Methods: : Exp.1 Four groups of chicks were raised under different visual manipulations known to induce axial ametropias: monocular form deprivation by translucent diffusers (n=14), monocular spherical defocus by –10D (n=6) or +10D lenses (n=6), and constant light (n=4). The visual manipulations started from 5 days of age and continued for a week. An age–matched group raised without any treatment served as a control group (n=13). Refractive development was followed closely by performing refractometry (Hartinger) without cycloplegia. Exp.2 To examine the contribution of corneal astigmatism, both refractometry and keratometry (Infrared photokeratometry) were performed on separate groups of birds reared with (form deprivation, n=5; +10D, n=8) or without visual manipulations (n=6). The treatment started at day 12 and continued for a week; measurements were performed at the end of the treatment period.

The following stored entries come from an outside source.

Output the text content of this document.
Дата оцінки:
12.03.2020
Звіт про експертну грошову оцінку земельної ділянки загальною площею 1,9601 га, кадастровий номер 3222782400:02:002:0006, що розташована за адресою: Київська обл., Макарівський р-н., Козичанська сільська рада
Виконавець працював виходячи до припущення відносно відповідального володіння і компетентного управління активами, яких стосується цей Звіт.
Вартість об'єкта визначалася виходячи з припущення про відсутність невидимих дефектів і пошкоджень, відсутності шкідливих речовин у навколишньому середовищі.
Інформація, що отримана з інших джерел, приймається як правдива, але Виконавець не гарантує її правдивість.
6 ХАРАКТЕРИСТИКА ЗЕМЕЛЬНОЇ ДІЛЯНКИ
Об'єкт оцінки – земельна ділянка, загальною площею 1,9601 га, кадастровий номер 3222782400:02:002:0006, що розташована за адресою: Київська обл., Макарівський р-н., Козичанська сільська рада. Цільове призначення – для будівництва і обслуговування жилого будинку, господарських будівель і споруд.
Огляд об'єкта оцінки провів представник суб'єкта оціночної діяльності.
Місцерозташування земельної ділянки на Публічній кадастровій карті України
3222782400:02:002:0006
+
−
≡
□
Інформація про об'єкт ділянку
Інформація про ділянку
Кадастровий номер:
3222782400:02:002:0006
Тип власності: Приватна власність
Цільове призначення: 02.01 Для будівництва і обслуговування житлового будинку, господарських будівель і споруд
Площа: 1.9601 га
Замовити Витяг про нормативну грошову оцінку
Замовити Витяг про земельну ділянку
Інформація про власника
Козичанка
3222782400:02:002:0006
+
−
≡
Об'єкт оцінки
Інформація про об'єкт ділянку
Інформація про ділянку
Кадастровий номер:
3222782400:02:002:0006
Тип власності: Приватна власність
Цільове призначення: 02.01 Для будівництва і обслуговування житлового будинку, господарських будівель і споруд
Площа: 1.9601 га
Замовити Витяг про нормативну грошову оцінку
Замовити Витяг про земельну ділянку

Results: : Exp.1 Significant amounts of astigmatism were associated with experimentally–induced refractive errors throughout the treatment period. In general, the magnitude of astigmatism increased systematically to a peak and subsequently decreased during the treatment period. At the end of the 7–day treatment period, twenty six of the 30 treated chicks exhibited astigmatism >1.4D (87%), whereas none of the control chicks had astigmatism >1.1D (mean ± SD = 5.9 ± 5.7D vs. 0.3 ± 0.4D; two sample t–test, p<0.0001). Interestingly, the untreated fellow eyes also exhibited higher than normal magnitudes of astigmatism (mean ± SD =1.9 ± 2.3D vs. 0.3 ± 0.4D; two sample t–test, p<0.005).The astigmatism (>1.4D) in the treated eyes was predominantly against–the–rule (69%, axis range=60°–120°). More importantly, the magnitude of astigmatism was significantly correlated with the magnitude of induced ametropia (Pearson’s r=0.5, p<0.01), and was directly proportional to the magnitude of corneal astigmatism (Exp.2, regression analysis, slope=1.2, p<0.01).

Conclusions: : Similar to macaque monkeys, visual conditions that alter the emmetropization process frequently promote the development of astigmatism in chickens. These results support the hypothesis that astigmatism is a passive by–product of abnormal axial eye growth.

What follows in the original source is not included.